Wikimedia widerspricht dieser Rechtsauffassung. Im Blogpost heißt es: "Die eigentliche Intention des urheberrechtlichen Schutzes von Werkschaffenden wird hier ad absurdum geführt. Dieser Schutz wird bereits über die Lebensdauer eines Menschen abgedeckt, ganze 70 Jahre nach Tod der Urheber. Nur weil frühere Generationen in ihren Schutzüberlegungen nicht vorausahnen konnten, dass es einmal Scanner und das Internet geben würde, kann nicht einfach eine Hintertür für die Verlängerung über den ursprünglich gewollten Schutz hinaus konstruiert werden", sagte Christian Rickerts zu Golem.de. In vielen Ländern Europas seien Digitalisate gemeinfreier Werke automatisch ebenfalls gemeinfrei, heißt es in einem Statement des Vereins. In Deutschland sei diese Frage bislang nicht höchstricherlich geklärt. Diese Klärung will Wikimedia nun offenbar erzwingen. Leistungsschutzrecht statt Urheberrecht
In dem Streit geht es nicht um einen urheberrechtlichen Schutz der verwendeten Fotografien an sich. Denn eine bloße fotografische Reproduktion von Gemälden wird in der Regel nicht ausreichend sein, um eine ausreichende Schöpfungshöhe für einen eigenen urheberrechtlichen Schutz zu gewährleisten. Die Stadt Mannheim und das Reiss-Engelhorn-Museum dürften sich in ihrer Klage demnach auf ein Leistungsschutzrecht an den Fotografien berufen. Leistungsschutzrechte für Fotos gelten unabhängig von einer eventuellen urheberrechtlichen Schöpfungshöhe für 50 Jahre nach dem Tod des Urhebers.

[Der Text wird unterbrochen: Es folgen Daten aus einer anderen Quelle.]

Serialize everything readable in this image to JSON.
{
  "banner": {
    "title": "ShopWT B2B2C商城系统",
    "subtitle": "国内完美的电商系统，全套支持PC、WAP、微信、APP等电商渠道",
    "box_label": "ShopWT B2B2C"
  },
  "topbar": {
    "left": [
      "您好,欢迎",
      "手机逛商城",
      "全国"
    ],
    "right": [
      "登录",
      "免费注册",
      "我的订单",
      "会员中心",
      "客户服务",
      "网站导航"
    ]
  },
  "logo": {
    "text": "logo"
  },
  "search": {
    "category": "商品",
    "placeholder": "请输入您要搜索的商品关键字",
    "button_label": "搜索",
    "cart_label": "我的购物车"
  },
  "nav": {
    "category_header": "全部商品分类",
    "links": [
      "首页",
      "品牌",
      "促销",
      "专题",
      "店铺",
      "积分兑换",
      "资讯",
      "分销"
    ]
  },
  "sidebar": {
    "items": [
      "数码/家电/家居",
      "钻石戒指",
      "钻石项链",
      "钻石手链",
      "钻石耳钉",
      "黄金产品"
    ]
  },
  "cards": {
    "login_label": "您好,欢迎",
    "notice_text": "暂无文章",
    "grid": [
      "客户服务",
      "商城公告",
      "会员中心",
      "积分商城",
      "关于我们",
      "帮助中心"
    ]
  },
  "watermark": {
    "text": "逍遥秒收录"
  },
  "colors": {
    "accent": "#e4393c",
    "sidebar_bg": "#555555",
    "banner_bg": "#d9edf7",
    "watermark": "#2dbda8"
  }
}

Das Museum hat bereits im Sommer mit einer Abmahnung versucht, die Depublikation der Bilder in Wikimedia Commons zu erwirken. Eine Sprecherin des Museums sagte zu Golem.de: "Wir haben uns zunächst mehrfach vergeblich selbst an Wikimedia gewandt. Wir haben hierauf jedoch keine Antwort erhalten. Daraufhin haben wir uns entschieden, die Sache an unseren Rechtsbeistand zu geben. Auch dieser hat sowohl die Wikimedia Foundation Inc. als auch die Wikimedia Deutschland e. V. mit verschiedenen Schreiben auf die Rechtsverletzungen aufmerksam gemacht und darum gebeten, die fraglichen Fotografien aus ihrem Angebot zu entfernen."
Auch einige Nachnutzer der Bilder wurden wegen der Verwendung der Bilder abgemahnt - nach Angaben von Wikimedia geht es unter anderem um den Radiosender Detektor.fm. Dem Museum geht es nach eigenen Angaben darum, die kommerzielle Nachnutzung der Bilder kontrollieren zu können. Eines der betroffenen Werke ist ein Porträt von Richard Wagner. Der Eintrag zu dem Bild bei Wikimedia Commons enthält derzeit einen Warnhinweis, der auf das laufende Verfahren hinweist. Wikimedia prüft die Klage derzeit nach eigenen Angaben.